Drawing from the U.S. TriNetX network, the researchers identified adults with an ICD-10 diagnosis of fatty liver disease and at least one metabolic risk factor (diabetes, obesity, hypertension, or dyslipidemia) who first filled a prescription for tirzepatide or semaglutide between January 2015 and December 2021. They excluded individuals with other liver diseases, prior GLP-1 RA use, bariatric surgery, critical-care admission, liver transplantation, previous MACE, or major liver outcomes, and used one-to-one propensity-score matching to balance age, sex, race, body-mass index (BMI), diabetes, hypertension, and dyslipidemia between treatment groups. The primary endpoint was a three-year composite MACE. Secondary endpoints included individual cardiovascular events, acute heart failure, all-cause mortality, all-cause hospitalization, and change in BMI.

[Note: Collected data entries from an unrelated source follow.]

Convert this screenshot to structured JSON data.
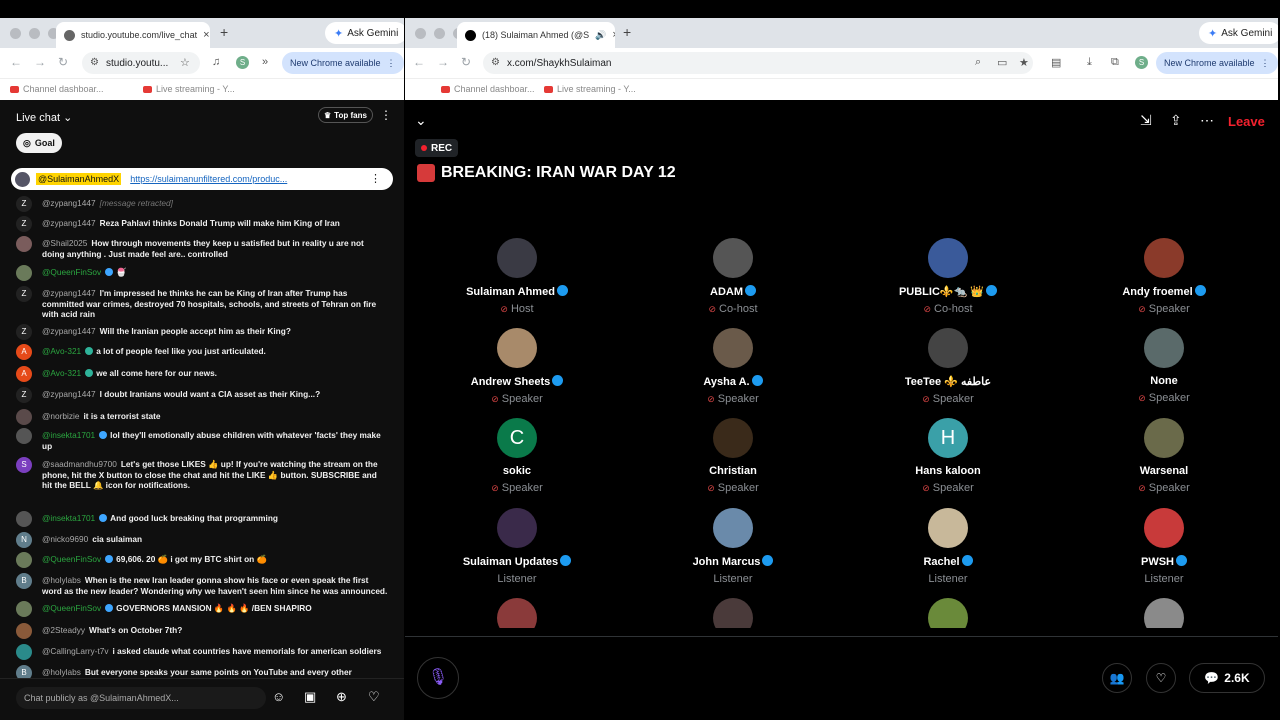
{
  "left_window": {
    "tab": {
      "title": "studio.youtube.com/live_chat",
      "close": "×"
    },
    "new_tab": "+",
    "gemini": "Ask Gemini",
    "nav": {
      "back": "←",
      "forward": "→",
      "reload": "↻",
      "more": "»"
    },
    "omnibox": "studio.youtu...",
    "star": "☆",
    "profile": "S",
    "new_chrome": "New Chrome available",
    "menu": "⋮",
    "bookmarks": [
      "Channel dashboar...",
      "Live streaming - Y..."
    ]
  },
  "chat": {
    "title": "Live chat",
    "top_fans": "Top fans",
    "goal": "Goal",
    "pinned": {
      "user": "@SulaimanAhmedX",
      "link": "https://sulaimanunfiltered.com/produc..."
    },
    "messages": [
      {
        "user": "@zypang1447",
        "text": "[message retracted]",
        "avatar": "Z",
        "color": "#222"
      },
      {
        "user": "@zypang1447",
        "text": "Reza Pahlavi thinks Donald Trump will make him King of Iran",
        "avatar": "Z",
        "color": "#222"
      },
      {
        "user": "@Shail2025",
        "text": "How through movements they keep u satisfied but in reality u are not doing anything . Just made feel are.. controlled",
        "avatar": "",
        "color": "#7a5c5c"
      },
      {
        "user": "@QueenFinSov",
        "text": "🍧",
        "avatar": "",
        "color": "#6a7a5a"
      },
      {
        "user": "@zypang1447",
        "text": "I'm impressed he thinks he can be King of Iran after Trump has committed war crimes, destroyed 70 hospitals, schools, and streets of Tehran on fire with acid rain",
        "avatar": "Z",
        "color": "#222"
      },
      {
        "user": "@zypang1447",
        "text": "Will the Iranian people accept him as their King?",
        "avatar": "Z",
        "color": "#222"
      },
      {
        "user": "@Avo-321",
        "text": "a lot of people feel like you just articulated.",
        "avatar": "A",
        "color": "#e64a19"
      },
      {
        "user": "@Avo-321",
        "text": "we all come here for our news.",
        "avatar": "A",
        "color": "#e64a19"
      },
      {
        "user": "@zypang1447",
        "text": "I doubt Iranians would want a CIA asset as their King...?",
        "avatar": "Z",
        "color": "#222"
      },
      {
        "user": "@norbizie",
        "text": "it is a terrorist state",
        "avatar": "",
        "color": "#5a4a4a"
      },
      {
        "user": "@insekta1701",
        "text": "lol they'll emotionally abuse children with whatever 'facts' they make up",
        "avatar": "",
        "color": "#555"
      },
      {
        "user": "@saadmandhu9700",
        "text": "Let's get those LIKES 👍 up! If you're watching the stream on the phone, hit the X button to close the chat and hit the LIKE 👍 button. SUBSCRIBE and hit the BELL 🔔 icon for notifications.",
        "avatar": "S",
        "color": "#7b3fbf"
      },
      {
        "user": "@insekta1701",
        "text": "And good luck breaking that programming",
        "avatar": "",
        "color": "#555"
      },
      {
        "user": "@nicko9690",
        "text": "cia sulaiman",
        "avatar": "N",
        "color": "#607d8b"
      },
      {
        "user": "@QueenFinSov",
        "text": "69,606. 20 🍊 i got my BTC shirt on 🍊",
        "avatar": "",
        "color": "#6a7a5a"
      },
      {
        "user": "@holylabs",
        "text": "When is the new Iran leader gonna show his face or even speak the first word as the new leader? Wondering why we haven't seen him since he was announced.",
        "avatar": "B",
        "color": "#607d8b"
      },
      {
        "user": "@QueenFinSov",
        "text": "GOVERNORS MANSION 🔥 🔥 🔥 /BEN SHAPIRO",
        "avatar": "",
        "color": "#6a7a5a"
      },
      {
        "user": "@2Steadyy",
        "text": "What's on October 7th?",
        "avatar": "",
        "color": "#8a5a3a"
      },
      {
        "user": "@CallingLarry-t7v",
        "text": "i asked claude what countries have memorials for american soldiers",
        "avatar": "",
        "color": "#2a8a8a"
      },
      {
        "user": "@holylabs",
        "text": "But everyone speaks your same points on YouTube and every other platform.",
        "avatar": "B",
        "color": "#607d8b"
      }
    ],
    "input_placeholder": "Chat publicly as @SulaimanAhmedX..."
  },
  "right_window": {
    "tab": {
      "title": "(18) Sulaiman Ahmed (@S",
      "close": "×"
    },
    "new_tab": "+",
    "gemini": "Ask Gemini",
    "omnibox": "x.com/ShaykhSulaiman",
    "profile": "S",
    "new_chrome": "New Chrome available",
    "menu": "⋮",
    "bookmarks": [
      "Channel dashboar...",
      "Live streaming - Y..."
    ]
  },
  "space": {
    "leave": "Leave",
    "rec": "REC",
    "title": "BREAKING: IRAN WAR DAY 12",
    "participants": [
      {
        "name": "Sulaiman Ahmed",
        "role": "Host",
        "verified": true,
        "initial": "",
        "color": "#3a3a44"
      },
      {
        "name": "ADAM",
        "role": "Co-host",
        "verified": true,
        "initial": "",
        "color": "#555"
      },
      {
        "name": "PUBLIC⚜️🐀 👑",
        "role": "Co-host",
        "verified": true,
        "initial": "",
        "color": "#3a5a9a"
      },
      {
        "name": "Andy froemel",
        "role": "Speaker",
        "verified": true,
        "initial": "",
        "color": "#8a3a2a"
      },
      {
        "name": "Andrew Sheets",
        "role": "Speaker",
        "verified": true,
        "initial": "",
        "color": "#a88a6a"
      },
      {
        "name": "Aysha A.",
        "role": "Speaker",
        "verified": true,
        "initial": "",
        "color": "#6a5a4a"
      },
      {
        "name": "TeeTee ⚜️ عاطفه",
        "role": "Speaker",
        "verified": false,
        "initial": "",
        "color": "#444"
      },
      {
        "name": "None",
        "role": "Speaker",
        "verified": false,
        "initial": "",
        "color": "#5a6a6a"
      },
      {
        "name": "sokic",
        "role": "Speaker",
        "verified": false,
        "initial": "C",
        "color": "#0a7a4a"
      },
      {
        "name": "Christian",
        "role": "Speaker",
        "verified": false,
        "initial": "",
        "color": "#3a2a1a"
      },
      {
        "name": "Hans kaloon",
        "role": "Speaker",
        "verified": false,
        "initial": "H",
        "color": "#3aa0a8"
      },
      {
        "name": "Warsenal",
        "role": "Speaker",
        "verified": false,
        "initial": "",
        "color": "#6a6a4a"
      },
      {
        "name": "Sulaiman Updates",
        "role": "Listener",
        "verified": true,
        "initial": "",
        "color": "#3a2a4a"
      },
      {
        "name": "John Marcus",
        "role": "Listener",
        "verified": true,
        "initial": "",
        "color": "#6a8aaa"
      },
      {
        "name": "Rachel",
        "role": "Listener",
        "verified": true,
        "initial": "",
        "color": "#c8b89a"
      },
      {
        "name": "PWSH",
        "role": "Listener",
        "verified": true,
        "initial": "",
        "color": "#c83a3a"
      },
      {
        "name": "",
        "role": "",
        "verified": false,
        "initial": "",
        "color": "#8a3a3a"
      },
      {
        "name": "",
        "role": "",
        "verified": false,
        "initial": "",
        "color": "#4a3a3a"
      },
      {
        "name": "",
        "role": "",
        "verified": false,
        "initial": "",
        "color": "#6a8a3a"
      },
      {
        "name": "",
        "role": "",
        "verified": false,
        "initial": "",
        "color": "#8a8a8a"
      }
    ],
    "reply_count": "2.6K"
  }
}
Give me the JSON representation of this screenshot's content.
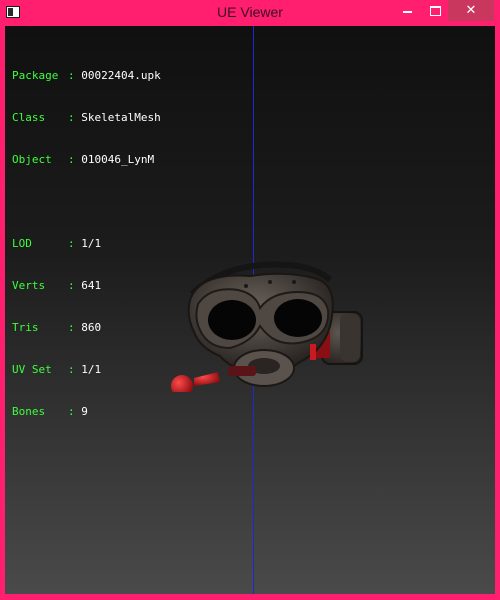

Among 15,538 eligible MASLD patients, 1,500 initiated tirzepatide and 14,038 initiated semaglutide; propensity matching produced 1,497 patients in each cohort with well-balanced baseline characteristics. Over three years, tirzepatide was associated with a lower incidence of MACE compared with semaglutide (1.3% vs 4.1%). Myocardial infarction occurred less frequently with tirzepatide (0.7% vs 2%), while rates of stroke and acute heart failure were numerically lower but not statistically different compared with semaglutide. Tirzepatide also reduced all-cause hospitalization (21.3% vs 30.7%), while mortality remained low in both groups (≤0.67%). BMI reduction was greater with tirzepatide (–4.1 vs –2.2 kg/m²).
“These findings suggest that dual GLP-1/GIP receptor agonism provides superior cardiometabolic protection compared to GLP-1 monotherapy,” the authors concluded. “Prospective head-to-head clinical trials are warranted to validate these cardiovascular and liver-related benefits and to guide optimal therapeutic strategies for this high-risk population.”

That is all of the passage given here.